ReFIT: Federated Transfer Learning for Sequential Prediction and Uncertainty Quantification Using Streaming EHR Data.

Yuying Lu1, Lan Luo2, Tian Gu1

  • 1Department of Biostatistics, Columbia Mailman School of Public Health, New York, NY 10032, USA.

Statistics in Biosciences
|July 9, 2026
PubMed
Summary
This summary is machine-generated.

We developed a Renewable Federated Incremental Transfer (ReFIT) framework to integrate biomedical data from multiple sources.

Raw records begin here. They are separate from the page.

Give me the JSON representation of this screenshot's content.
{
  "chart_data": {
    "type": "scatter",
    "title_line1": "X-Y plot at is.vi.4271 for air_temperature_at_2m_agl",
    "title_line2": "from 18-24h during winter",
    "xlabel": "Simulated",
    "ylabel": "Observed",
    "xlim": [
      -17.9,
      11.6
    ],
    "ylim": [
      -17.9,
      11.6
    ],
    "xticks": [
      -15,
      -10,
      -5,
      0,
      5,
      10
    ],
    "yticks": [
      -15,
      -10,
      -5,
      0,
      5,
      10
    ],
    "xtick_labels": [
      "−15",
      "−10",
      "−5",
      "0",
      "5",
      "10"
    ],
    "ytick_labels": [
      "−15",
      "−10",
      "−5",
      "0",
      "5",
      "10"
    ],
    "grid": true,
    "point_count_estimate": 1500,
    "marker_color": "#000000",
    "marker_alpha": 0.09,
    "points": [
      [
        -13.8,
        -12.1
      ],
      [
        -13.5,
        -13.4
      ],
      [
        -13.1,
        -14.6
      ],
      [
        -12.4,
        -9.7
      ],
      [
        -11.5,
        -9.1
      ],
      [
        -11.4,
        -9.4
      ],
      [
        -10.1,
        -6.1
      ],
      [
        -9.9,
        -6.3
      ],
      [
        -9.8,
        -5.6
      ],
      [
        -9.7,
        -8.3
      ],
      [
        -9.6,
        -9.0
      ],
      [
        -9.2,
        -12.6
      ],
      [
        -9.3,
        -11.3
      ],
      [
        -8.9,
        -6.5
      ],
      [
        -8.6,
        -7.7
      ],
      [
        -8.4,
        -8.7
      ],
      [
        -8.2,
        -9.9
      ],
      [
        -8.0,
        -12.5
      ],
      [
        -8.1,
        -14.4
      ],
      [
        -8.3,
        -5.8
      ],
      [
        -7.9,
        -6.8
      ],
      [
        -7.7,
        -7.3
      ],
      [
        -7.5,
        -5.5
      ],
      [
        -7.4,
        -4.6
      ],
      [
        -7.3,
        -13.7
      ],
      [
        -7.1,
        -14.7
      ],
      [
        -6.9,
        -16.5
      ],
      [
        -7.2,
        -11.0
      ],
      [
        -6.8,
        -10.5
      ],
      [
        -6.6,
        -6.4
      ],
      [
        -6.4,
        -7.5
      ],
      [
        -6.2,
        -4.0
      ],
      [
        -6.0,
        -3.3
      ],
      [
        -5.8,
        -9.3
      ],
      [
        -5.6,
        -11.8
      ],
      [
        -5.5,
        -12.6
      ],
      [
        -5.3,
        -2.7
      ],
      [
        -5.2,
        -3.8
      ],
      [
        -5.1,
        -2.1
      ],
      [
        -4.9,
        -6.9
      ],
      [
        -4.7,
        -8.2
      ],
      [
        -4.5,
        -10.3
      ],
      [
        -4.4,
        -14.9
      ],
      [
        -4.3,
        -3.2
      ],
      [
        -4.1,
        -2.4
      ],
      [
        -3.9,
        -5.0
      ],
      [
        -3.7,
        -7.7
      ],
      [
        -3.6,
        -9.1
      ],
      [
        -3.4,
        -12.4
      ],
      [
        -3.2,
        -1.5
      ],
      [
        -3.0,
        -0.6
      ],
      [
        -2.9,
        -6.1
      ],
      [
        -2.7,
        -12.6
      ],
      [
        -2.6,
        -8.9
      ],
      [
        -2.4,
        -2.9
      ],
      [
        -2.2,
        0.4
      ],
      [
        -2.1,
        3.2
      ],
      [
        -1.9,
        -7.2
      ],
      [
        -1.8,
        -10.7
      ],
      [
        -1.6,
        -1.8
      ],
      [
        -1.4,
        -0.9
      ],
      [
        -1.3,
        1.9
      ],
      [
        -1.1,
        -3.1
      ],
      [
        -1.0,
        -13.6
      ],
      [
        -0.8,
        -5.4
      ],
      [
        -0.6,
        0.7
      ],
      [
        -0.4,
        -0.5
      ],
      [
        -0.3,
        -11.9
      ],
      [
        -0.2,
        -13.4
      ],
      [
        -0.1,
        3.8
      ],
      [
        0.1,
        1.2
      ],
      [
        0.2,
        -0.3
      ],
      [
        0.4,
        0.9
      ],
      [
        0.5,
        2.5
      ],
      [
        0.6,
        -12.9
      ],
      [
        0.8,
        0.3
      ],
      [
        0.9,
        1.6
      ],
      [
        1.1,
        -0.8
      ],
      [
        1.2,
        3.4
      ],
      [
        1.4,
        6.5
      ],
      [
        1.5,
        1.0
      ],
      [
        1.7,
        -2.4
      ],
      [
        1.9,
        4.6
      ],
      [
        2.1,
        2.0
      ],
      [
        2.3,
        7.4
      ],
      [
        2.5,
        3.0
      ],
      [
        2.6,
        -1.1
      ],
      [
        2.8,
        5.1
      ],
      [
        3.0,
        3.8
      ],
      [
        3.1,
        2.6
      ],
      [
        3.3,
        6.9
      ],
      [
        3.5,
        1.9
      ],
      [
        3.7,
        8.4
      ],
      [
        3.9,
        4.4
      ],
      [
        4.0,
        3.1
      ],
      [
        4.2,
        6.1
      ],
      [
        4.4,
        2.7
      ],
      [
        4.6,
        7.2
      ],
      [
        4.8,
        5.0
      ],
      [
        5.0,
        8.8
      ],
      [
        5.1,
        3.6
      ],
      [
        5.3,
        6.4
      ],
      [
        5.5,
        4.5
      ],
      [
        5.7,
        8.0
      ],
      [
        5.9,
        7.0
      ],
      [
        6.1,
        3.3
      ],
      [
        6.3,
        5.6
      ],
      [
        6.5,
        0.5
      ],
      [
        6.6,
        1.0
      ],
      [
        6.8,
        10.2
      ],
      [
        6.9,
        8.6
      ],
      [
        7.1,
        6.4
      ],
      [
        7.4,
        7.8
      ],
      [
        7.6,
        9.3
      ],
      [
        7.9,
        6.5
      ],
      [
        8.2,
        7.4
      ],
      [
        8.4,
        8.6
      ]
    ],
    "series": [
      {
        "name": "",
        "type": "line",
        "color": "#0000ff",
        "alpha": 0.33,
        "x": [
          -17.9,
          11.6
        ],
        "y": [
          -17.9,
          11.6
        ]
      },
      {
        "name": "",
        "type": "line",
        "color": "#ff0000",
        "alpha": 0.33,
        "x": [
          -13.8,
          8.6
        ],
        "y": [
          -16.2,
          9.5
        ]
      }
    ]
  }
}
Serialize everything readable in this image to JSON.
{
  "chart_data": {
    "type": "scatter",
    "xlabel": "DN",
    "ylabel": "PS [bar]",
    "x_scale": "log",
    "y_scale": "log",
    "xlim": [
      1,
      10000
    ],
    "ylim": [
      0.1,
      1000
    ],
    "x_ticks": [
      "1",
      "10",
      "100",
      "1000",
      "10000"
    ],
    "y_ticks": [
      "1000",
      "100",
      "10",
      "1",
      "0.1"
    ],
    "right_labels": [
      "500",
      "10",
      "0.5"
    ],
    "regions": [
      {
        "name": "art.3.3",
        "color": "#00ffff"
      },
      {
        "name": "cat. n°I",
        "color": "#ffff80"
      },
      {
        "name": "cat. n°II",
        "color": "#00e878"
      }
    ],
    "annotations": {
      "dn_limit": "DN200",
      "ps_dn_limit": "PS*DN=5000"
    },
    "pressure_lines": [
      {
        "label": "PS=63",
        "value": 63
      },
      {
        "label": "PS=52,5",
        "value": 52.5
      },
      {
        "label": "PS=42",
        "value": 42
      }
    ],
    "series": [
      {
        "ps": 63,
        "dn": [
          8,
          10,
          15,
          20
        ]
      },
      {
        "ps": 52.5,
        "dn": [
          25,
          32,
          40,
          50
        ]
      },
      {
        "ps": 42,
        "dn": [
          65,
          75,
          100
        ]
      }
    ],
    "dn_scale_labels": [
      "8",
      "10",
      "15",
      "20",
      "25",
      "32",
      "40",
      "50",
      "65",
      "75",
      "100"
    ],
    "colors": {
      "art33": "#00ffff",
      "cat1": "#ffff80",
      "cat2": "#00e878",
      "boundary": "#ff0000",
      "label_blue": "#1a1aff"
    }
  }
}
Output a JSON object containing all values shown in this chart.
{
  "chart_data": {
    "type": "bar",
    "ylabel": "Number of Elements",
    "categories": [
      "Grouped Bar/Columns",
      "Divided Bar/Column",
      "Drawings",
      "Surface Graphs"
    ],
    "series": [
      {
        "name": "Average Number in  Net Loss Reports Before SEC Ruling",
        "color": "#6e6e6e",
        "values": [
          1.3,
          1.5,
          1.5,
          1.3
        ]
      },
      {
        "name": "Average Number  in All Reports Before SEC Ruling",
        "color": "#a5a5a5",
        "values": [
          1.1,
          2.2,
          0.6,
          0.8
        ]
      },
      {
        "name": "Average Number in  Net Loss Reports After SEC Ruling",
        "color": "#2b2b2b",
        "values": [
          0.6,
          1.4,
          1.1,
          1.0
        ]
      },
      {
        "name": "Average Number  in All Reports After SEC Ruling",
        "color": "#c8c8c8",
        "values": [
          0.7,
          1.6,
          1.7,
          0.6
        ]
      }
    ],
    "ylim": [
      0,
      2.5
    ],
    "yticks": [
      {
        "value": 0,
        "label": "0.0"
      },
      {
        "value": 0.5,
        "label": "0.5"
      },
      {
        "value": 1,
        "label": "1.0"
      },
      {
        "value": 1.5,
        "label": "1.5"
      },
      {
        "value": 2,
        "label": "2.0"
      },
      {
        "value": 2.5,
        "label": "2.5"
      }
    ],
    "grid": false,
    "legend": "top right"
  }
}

ReFIT improves prediction accuracy and quantifies uncertainty for limited target populations while preserving privacy.

Related Experiment Videos

Area of Science:

  • Biomedical Informatics
  • Machine Learning
  • Statistical Inference

Background:

  • Biomedical data collection is distributed across institutions and time.
  • Challenges include privacy, scalability, and data heterogeneity.
  • Knowledge transfer is key for improved statistical inference.

Purpose of the Study:

  • To propose a privacy-preserving framework for integrating streaming biomedical data.
  • To improve model estimation and prediction in target populations with limited samples.
  • To adapt to evolving data environments and distributional shifts.

Main Methods:

  • Renewable Federated Incremental Transfer (ReFIT) framework.
  • Density ratio modeling for covariate shift.
  • Renewable updating strategy using summary-level information.
  • Conformal prediction for uncertainty quantification.

Main Results:

  • ReFIT enhances predictive accuracy and uncertainty quantification compared to single-source models.
  • The framework is robust to model misspecification and source-target shift.
  • Conformal prediction intervals narrow with accumulating data, improving efficiency.
  • ReFIT improved breast cancer prediction for a Hispanic population using EHR data.

Conclusions:

  • ReFIT offers a scalable, privacy-preserving, and adaptive solution for distributed biomedical data.
  • The framework effectively integrates information from multiple, periodically updated sources.
  • ReFIT demonstrates significant improvements in prediction and uncertainty quantification, particularly for underrepresented groups.